For starters see John Kerry and Newt Gingrich's "debate" LINKED in Post # 25. It is typical Newt, seeing and praising the other side of the issue.
Then Andy Ferguson's take on Newt:
Re-written and highlighted here: Gingrich the Phony Intellectual Finally, there is Gingrich the disorganized. Gingrichs vagueness was always a problem, but the books show something more: a near-total lack of interest in the political implementation of his grand ideas a lack of interest, finally, in politics at its most mundane and consequential level. Gingrichs inattention to detail is one reason his speakership was so chaotic, as readers of a certain age will recall, and the primary reason he was shunned by his own party after four years with the gavel.

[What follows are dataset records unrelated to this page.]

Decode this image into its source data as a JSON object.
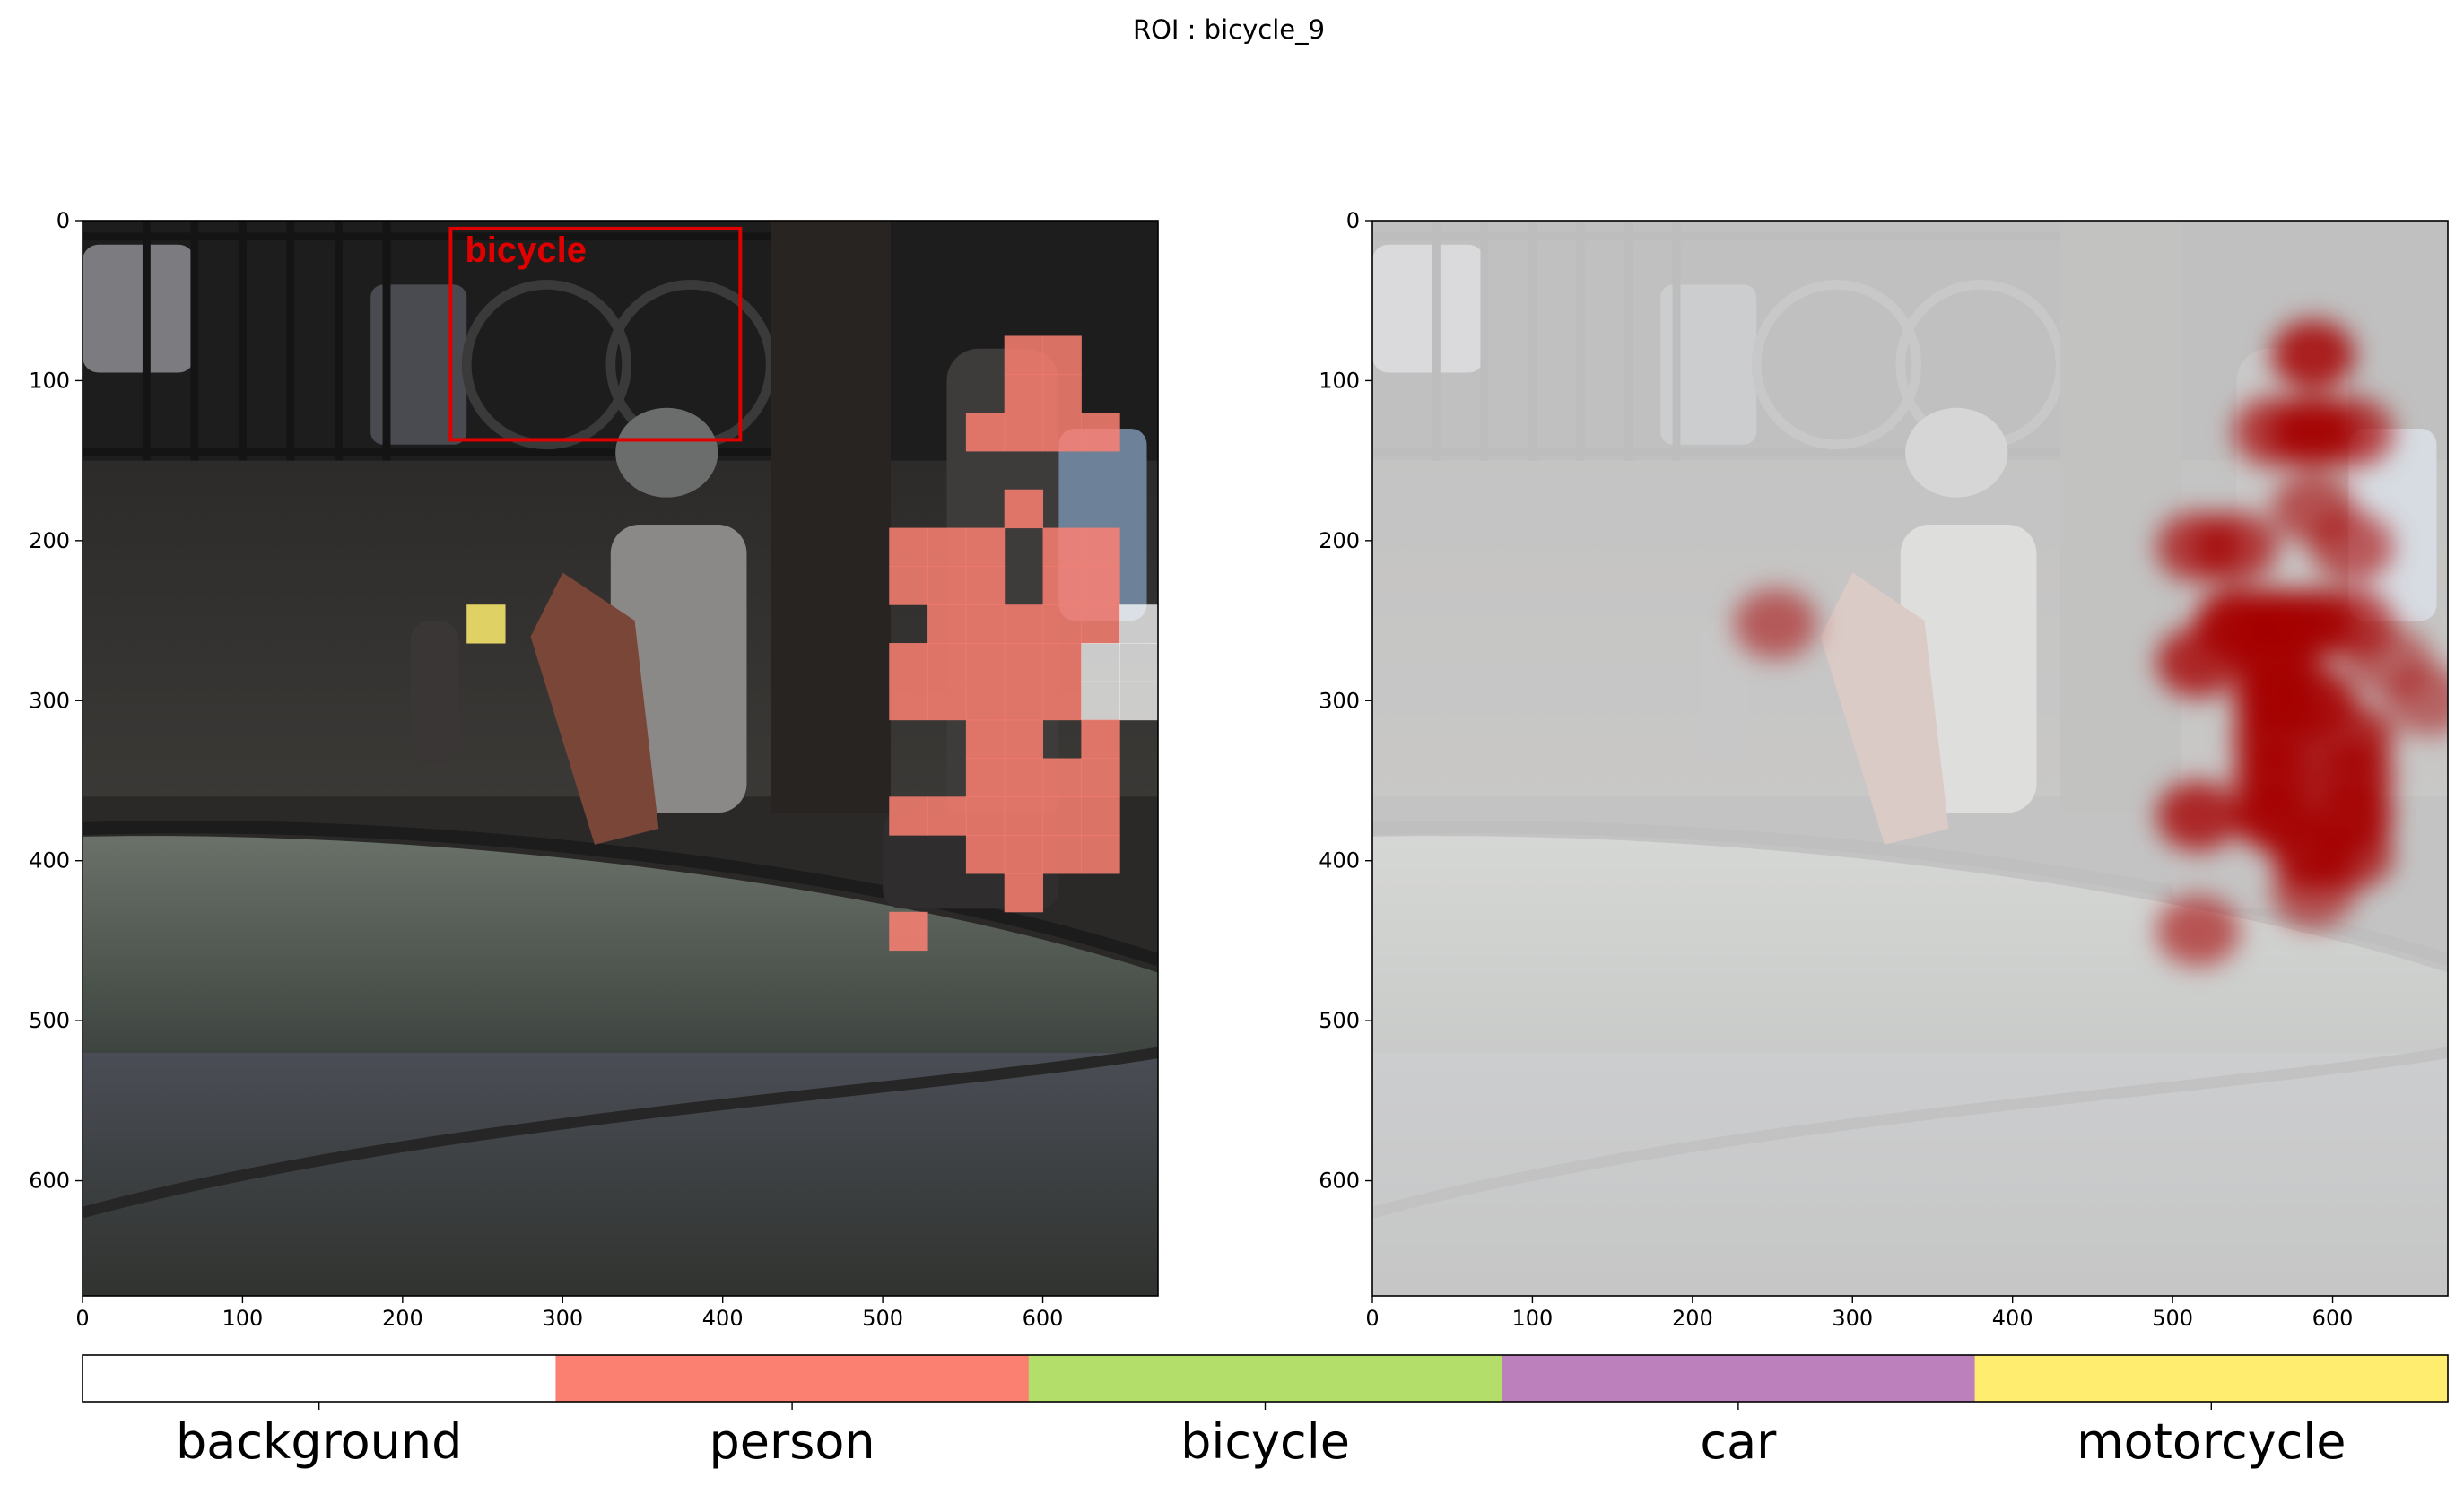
{
  "figure": {
    "title": "ROI : bicycle_9"
  },
  "colors": {
    "person": "#fb8072",
    "bicycle": "#b3de69",
    "car": "#bc80bd",
    "motorcycle": "#ffed6f",
    "background": "#ffffff",
    "roi_box": "#e00000",
    "heatmap": "#a50000"
  },
  "chart_data": [
    {
      "type": "heatmap",
      "panel": "left",
      "description_role": "per-patch class assignment overlaid on photo",
      "xlim": [
        0,
        672
      ],
      "ylim": [
        672,
        0
      ],
      "xticks": [
        0,
        100,
        200,
        300,
        400,
        500,
        600
      ],
      "yticks": [
        0,
        100,
        200,
        300,
        400,
        500,
        600
      ],
      "roi_box": {
        "label": "bicycle",
        "x0": 230,
        "y0": 5,
        "x1": 411,
        "y1": 137
      },
      "patch_size": 24,
      "patches": [
        {
          "x": 576,
          "y": 72,
          "cls": "person"
        },
        {
          "x": 600,
          "y": 72,
          "cls": "person"
        },
        {
          "x": 576,
          "y": 96,
          "cls": "person"
        },
        {
          "x": 600,
          "y": 96,
          "cls": "person"
        },
        {
          "x": 552,
          "y": 120,
          "cls": "person"
        },
        {
          "x": 576,
          "y": 120,
          "cls": "person"
        },
        {
          "x": 600,
          "y": 120,
          "cls": "person"
        },
        {
          "x": 624,
          "y": 120,
          "cls": "person"
        },
        {
          "x": 576,
          "y": 168,
          "cls": "person"
        },
        {
          "x": 504,
          "y": 192,
          "cls": "person"
        },
        {
          "x": 528,
          "y": 192,
          "cls": "person"
        },
        {
          "x": 552,
          "y": 192,
          "cls": "person"
        },
        {
          "x": 600,
          "y": 192,
          "cls": "person"
        },
        {
          "x": 624,
          "y": 192,
          "cls": "person"
        },
        {
          "x": 504,
          "y": 216,
          "cls": "person"
        },
        {
          "x": 528,
          "y": 216,
          "cls": "person"
        },
        {
          "x": 552,
          "y": 216,
          "cls": "person"
        },
        {
          "x": 600,
          "y": 216,
          "cls": "person"
        },
        {
          "x": 624,
          "y": 216,
          "cls": "person"
        },
        {
          "x": 240,
          "y": 240,
          "cls": "motorcycle"
        },
        {
          "x": 528,
          "y": 240,
          "cls": "person"
        },
        {
          "x": 552,
          "y": 240,
          "cls": "person"
        },
        {
          "x": 576,
          "y": 240,
          "cls": "person"
        },
        {
          "x": 600,
          "y": 240,
          "cls": "person"
        },
        {
          "x": 624,
          "y": 240,
          "cls": "person"
        },
        {
          "x": 648,
          "y": 240,
          "cls": "background"
        },
        {
          "x": 504,
          "y": 264,
          "cls": "person"
        },
        {
          "x": 528,
          "y": 264,
          "cls": "person"
        },
        {
          "x": 552,
          "y": 264,
          "cls": "person"
        },
        {
          "x": 576,
          "y": 264,
          "cls": "person"
        },
        {
          "x": 600,
          "y": 264,
          "cls": "person"
        },
        {
          "x": 624,
          "y": 264,
          "cls": "background"
        },
        {
          "x": 648,
          "y": 264,
          "cls": "background"
        },
        {
          "x": 504,
          "y": 288,
          "cls": "person"
        },
        {
          "x": 528,
          "y": 288,
          "cls": "person"
        },
        {
          "x": 552,
          "y": 288,
          "cls": "person"
        },
        {
          "x": 576,
          "y": 288,
          "cls": "person"
        },
        {
          "x": 600,
          "y": 288,
          "cls": "person"
        },
        {
          "x": 624,
          "y": 288,
          "cls": "background"
        },
        {
          "x": 648,
          "y": 288,
          "cls": "background"
        },
        {
          "x": 672,
          "y": 288,
          "cls": "background"
        },
        {
          "x": 552,
          "y": 312,
          "cls": "person"
        },
        {
          "x": 576,
          "y": 312,
          "cls": "person"
        },
        {
          "x": 624,
          "y": 312,
          "cls": "person"
        },
        {
          "x": 552,
          "y": 336,
          "cls": "person"
        },
        {
          "x": 576,
          "y": 336,
          "cls": "person"
        },
        {
          "x": 600,
          "y": 336,
          "cls": "person"
        },
        {
          "x": 624,
          "y": 336,
          "cls": "person"
        },
        {
          "x": 504,
          "y": 360,
          "cls": "person"
        },
        {
          "x": 528,
          "y": 360,
          "cls": "person"
        },
        {
          "x": 552,
          "y": 360,
          "cls": "person"
        },
        {
          "x": 576,
          "y": 360,
          "cls": "person"
        },
        {
          "x": 600,
          "y": 360,
          "cls": "person"
        },
        {
          "x": 624,
          "y": 360,
          "cls": "person"
        },
        {
          "x": 552,
          "y": 384,
          "cls": "person"
        },
        {
          "x": 576,
          "y": 384,
          "cls": "person"
        },
        {
          "x": 600,
          "y": 384,
          "cls": "person"
        },
        {
          "x": 624,
          "y": 384,
          "cls": "person"
        },
        {
          "x": 576,
          "y": 408,
          "cls": "person"
        },
        {
          "x": 504,
          "y": 432,
          "cls": "person"
        }
      ]
    },
    {
      "type": "heatmap",
      "panel": "right",
      "description_role": "attention heatmap for ROI overlaid on photo",
      "xlim": [
        0,
        672
      ],
      "ylim": [
        672,
        0
      ],
      "xticks": [
        0,
        100,
        200,
        300,
        400,
        500,
        600
      ],
      "yticks": [
        0,
        100,
        200,
        300,
        400,
        500,
        600
      ],
      "hotspots": [
        {
          "x": 588,
          "y": 84,
          "intensity": 0.85
        },
        {
          "x": 588,
          "y": 132,
          "intensity": 0.9
        },
        {
          "x": 612,
          "y": 132,
          "intensity": 0.7
        },
        {
          "x": 564,
          "y": 132,
          "intensity": 0.7
        },
        {
          "x": 588,
          "y": 180,
          "intensity": 0.6
        },
        {
          "x": 516,
          "y": 204,
          "intensity": 0.7
        },
        {
          "x": 540,
          "y": 204,
          "intensity": 0.7
        },
        {
          "x": 612,
          "y": 204,
          "intensity": 0.6
        },
        {
          "x": 540,
          "y": 252,
          "intensity": 0.95
        },
        {
          "x": 564,
          "y": 252,
          "intensity": 0.95
        },
        {
          "x": 588,
          "y": 252,
          "intensity": 0.9
        },
        {
          "x": 612,
          "y": 252,
          "intensity": 0.7
        },
        {
          "x": 516,
          "y": 276,
          "intensity": 0.8
        },
        {
          "x": 564,
          "y": 276,
          "intensity": 0.95
        },
        {
          "x": 636,
          "y": 276,
          "intensity": 0.5
        },
        {
          "x": 564,
          "y": 300,
          "intensity": 0.95
        },
        {
          "x": 588,
          "y": 300,
          "intensity": 0.9
        },
        {
          "x": 660,
          "y": 300,
          "intensity": 0.5
        },
        {
          "x": 564,
          "y": 324,
          "intensity": 0.9
        },
        {
          "x": 612,
          "y": 324,
          "intensity": 0.8
        },
        {
          "x": 564,
          "y": 348,
          "intensity": 0.9
        },
        {
          "x": 612,
          "y": 348,
          "intensity": 0.85
        },
        {
          "x": 516,
          "y": 372,
          "intensity": 0.8
        },
        {
          "x": 564,
          "y": 372,
          "intensity": 0.95
        },
        {
          "x": 612,
          "y": 372,
          "intensity": 0.9
        },
        {
          "x": 588,
          "y": 396,
          "intensity": 0.9
        },
        {
          "x": 612,
          "y": 396,
          "intensity": 0.75
        },
        {
          "x": 588,
          "y": 420,
          "intensity": 0.6
        },
        {
          "x": 516,
          "y": 444,
          "intensity": 0.6
        },
        {
          "x": 252,
          "y": 252,
          "intensity": 0.55
        }
      ]
    }
  ],
  "legend": {
    "type": "colorbar",
    "categories": [
      "background",
      "person",
      "bicycle",
      "car",
      "motorcycle"
    ]
  }
}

When many in the mainstream media and far too many conservatives who should know better swoon over his pronouncements, the cannier on the right and left justifiably roll their eyes in disgust. Gingrichs mind is an attic of throwaway, unusable and downright goofy ideas, piled high like newspapers in the room of a troubled subject on Hoarders. The volume is great, the quality is shoddy. His hobbyhorse is technology, or rather gimmickry. (The coming rush of high technology will dismantle the welfare state and provide a replacement that is humane and efficient; it will free the poor from government dependency, take apart a failing educational establishment, relieve the drudgery of industrial labor and provide a steady supply of pleasant jobs, defrock out-of-touch elites in every corner of the ruthlessly secular society, clean up the environment and bequeath to us an America that is safe, healthy, prosperous and free, as he wrote in Winning the Future and, with slight variation, in most of his other books too.)
But, ironically, what he never masters is politics. His collapse as speaker is more understandable once you grasp the full extent of his egomania and grandiose visions (Muddling through which is the default option of our constitutional system and the one that most Americans, latently conservative as they are, seem to prefer never surfaces in the swirling mists of his crystal ball.) Daydreamers and narcissists can make (in small doses) amusing writers and entertaining cocktail party guests, but lousy political leaders. And as president? Shudder.
I agree with every word that Andy Ferguson said about Newt.